My mother is and extraordinary woman. She works two jobs, and also helps out a lot on our family farm. Every single game, band concert, bad day, or anything else that I had or did, she was always there. All the good times and all the bad times she has been there with good advice, a congratulation, or a shoulder to cry on.
I believe in being true to yourself. My mother taught me since the first day of middle school that in order to be happy in life; you always have to be true to yourself. She told me that I was the only one that I had to live with for the rest of my life, and the decisions that I made would decide whether or not I would be happy. She was exactly right; I was faced with several predicaments’ that made me question every move that I made.
Everyday o middle school it felt like a new challenge. Girls would fight, boys would laugh, and people would just do horrible things, yet the teachers never seemed to catch them. I remember the boys making fun of girls for their clothes, or their hair, and girls making fun of other girls for their weight, or the way they looked. I kept my moms words in the back of my head everyday. The girls were so mean, and when I made a decision they didn’t like they would treat me terrible, but I know today that I made the right choices.
High school came around and it seemed like the decisions got a lot easier. People grew up and they didn’t care if you didn’t want to do what they were doing. But, the option of doing the things that my peers were doing was still there whether they were pressuring me or not. Now it was on to bigger things like drinking, drugs, and sex. People say peer pressure is bad, but I beg to differ. Your friends will be there no matter if you do what they like or not. If they aren’t your true friends they will disappear when they don’t like something you do. I knew my limits, and when I questioned them I heard my mom in my mind. Sometimes I pushed my limits, but with the help of my friends I managed to stay out of too much trouble. Thanks mom!
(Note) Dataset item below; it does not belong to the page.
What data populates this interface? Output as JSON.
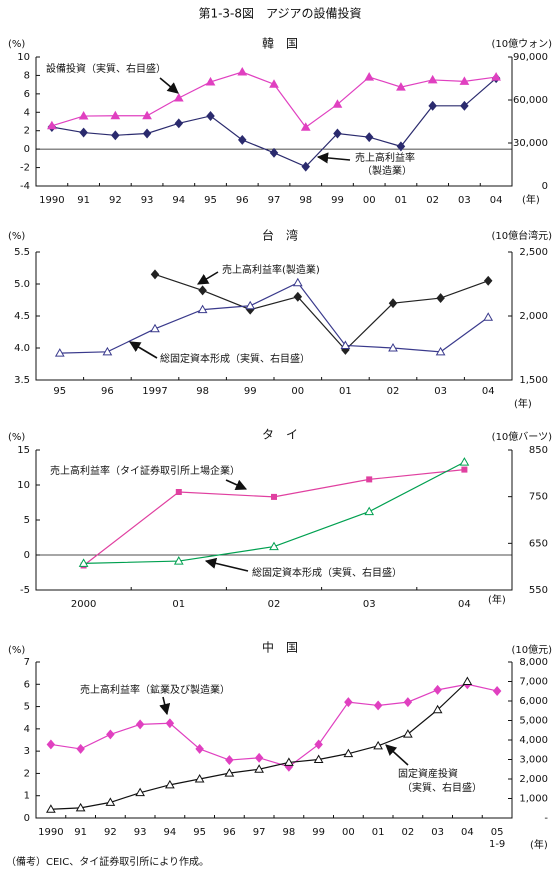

Two months ago I graduated, and I spent some special time with my mom (who is by the way my best friend), she asked me if I had any regrets about school, or all the years I had spent growing up. I gladly answered no. I always had your voice in my head telling me, “Live life to your fullest, no regrets, stay true to yourself”.
I believe in staying true to yourself and living life with no regrets. Whatever the situation may be, remember you’re stuck with it the rest of your life. If a once and lifetime chance comes along, take it and run with, don’t just set it aside. I was so lucky that I had a great leader, friend, and mother to help me learn this.